Aku mendelik, namun akhirnya hanya bisa mengangkat bahu. "Entahlah. Baekhyun itu lucu, menyenangkan, ceria. Aku suka sekali dengannya."

"Baekhyun kan pendek."

"Memangnya kau tidak?"

"Iya sih," Luhan merebahkan tubuhnya di atas ranjangku, lalu cekikikan sendiri. Dasar orang aneh. "Ya sudah sih, kalau kau memang masih menyukainya, tinggal katakan."

"Tapi dia sudah membenciku, hyung," aku mendesah pelan, "kau juga sih. Kau kan sudah tahu kalau Baekhyun sangat cemburuan, kenapa masih saja mengirim pesan pada Minseok hyung lewat handphone-ku?!"

Luhan terdiam, bukan karena menyesal, tapi mungkin karena tidak peduli.
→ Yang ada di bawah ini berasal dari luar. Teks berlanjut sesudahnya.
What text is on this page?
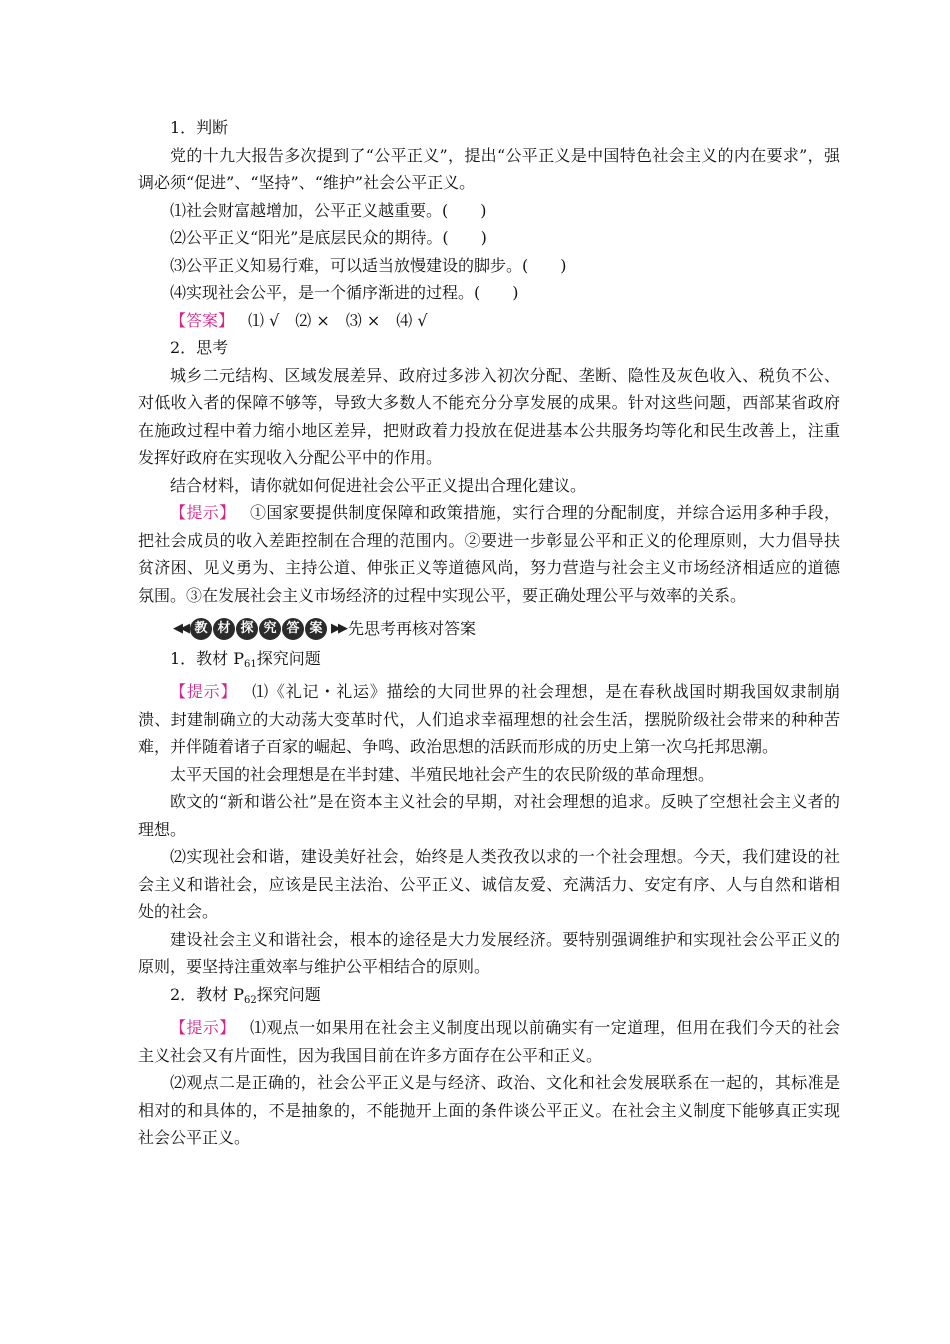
1．判断

党的十九大报告多次提到了“公平正义”，提出“公平正义是中国特色社会主义的内在要求”，强调必须“促进”、“坚持”、“维护”社会公平正义。

⑴社会财富越增加，公平正义越重要。(　　)

⑵公平正义“阳光”是底层民众的期待。(　　)

⑶公平正义知易行难，可以适当放慢建设的脚步。(　　)

⑷实现社会公平，是一个循序渐进的过程。(　　)

【答案】 ⑴ √　⑵ ×　⑶ ×　⑷ √

2．思考

城乡二元结构、区域发展差异、政府过多涉入初次分配、垄断、隐性及灰色收入、税负不公、对低收入者的保障不够等，导致大多数人不能充分分享发展的成果。针对这些问题，西部某省政府在施政过程中着力缩小地区差异，把财政着力投放在促进基本公共服务均等化和民生改善上，注重发挥好政府在实现收入分配公平中的作用。

结合材料，请你就如何促进社会公平正义提出合理化建议。

【提示】 ①国家要提供制度保障和政策措施，实行合理的分配制度，并综合运用多种手段，把社会成员的收入差距控制在合理的范围内。②要进一步彰显公平和正义的伦理原则，大力倡导扶贫济困、见义勇为、主持公道、伸张正义等道德风尚，努力营造与社会主义市场经济相适应的道德氛围。③在发展社会主义市场经济的过程中实现公平，要正确处理公平与效率的关系。

◀◀ 教 材 探 究 答 案 ▶▶ 先思考再核对答案

1．教材 $P_{61}$探究问题

【提示】 ⑴《礼记・礼运》描绘的大同世界的社会理想，是在春秋战国时期我国奴隶制崩溃、封建制确立的大动荡大变革时代，人们追求幸福理想的社会生活，摆脱阶级社会带来的种种苦难，并伴随着诸子百家的崛起、争鸣、政治思想的活跃而形成的历史上第一次乌托邦思潮。

太平天国的社会理想是在半封建、半殖民地社会产生的农民阶级的革命理想。

欧文的“新和谐公社”是在资本主义社会的早期，对社会理想的追求。反映了空想社会主义者的理想。

⑵实现社会和谐，建设美好社会，始终是人类孜孜以求的一个社会理想。今天，我们建设的社会主义和谐社会，应该是民主法治、公平正义、诚信友爱、充满活力、安定有序、人与自然和谐相处的社会。

建设社会主义和谐社会，根本的途径是大力发展经济。要特别强调维护和实现社会公平正义的原则，要坚持注重效率与维护公平相结合的原则。

2．教材 $P_{62}$探究问题

【提示】 ⑴观点一如果用在社会主义制度出现以前确实有一定道理，但用在我们今天的社会主义社会又有片面性，因为我国目前在许多方面存在公平和正义。

⑵观点二是正确的，社会公平正义是与经济、政治、文化和社会发展联系在一起的，其标准是相对的和具体的，不是抽象的，不能抛开上面的条件谈公平正义。在社会主义制度下能够真正实现社会公平正义。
Ya sudahlah.

"Ah, apa katamu tadi, Chanyeol? Baekhyun sangat cemburuan?" Luhan akhirnya bertanya. Aku mengangkat alis, tidak mengerti maksud orang aneh satu ini.

"Lalu?"

"Lalu, aku dapat ide! Dongsaeng, berterima kasihlah padaku. Kau akan mendapatkan Baekhyun kembali. Itu pasti."

.

.

[Baekhyun's PoV]

Hari ini aku sama sekali tidak bisa menangkap apa yang guru jelaskan padaku. Pikiranku seakan melayang-layang entah kemana. Otakku terus memikirkan kejadian beberapa hari yang lalu. Iya, ketika aku putus dengan si tiang listrik itu. Park Chanyeol. Aku baru tahu dia punya pacar banyak.

Payah sekali. Padahal aku sudah menyukainya.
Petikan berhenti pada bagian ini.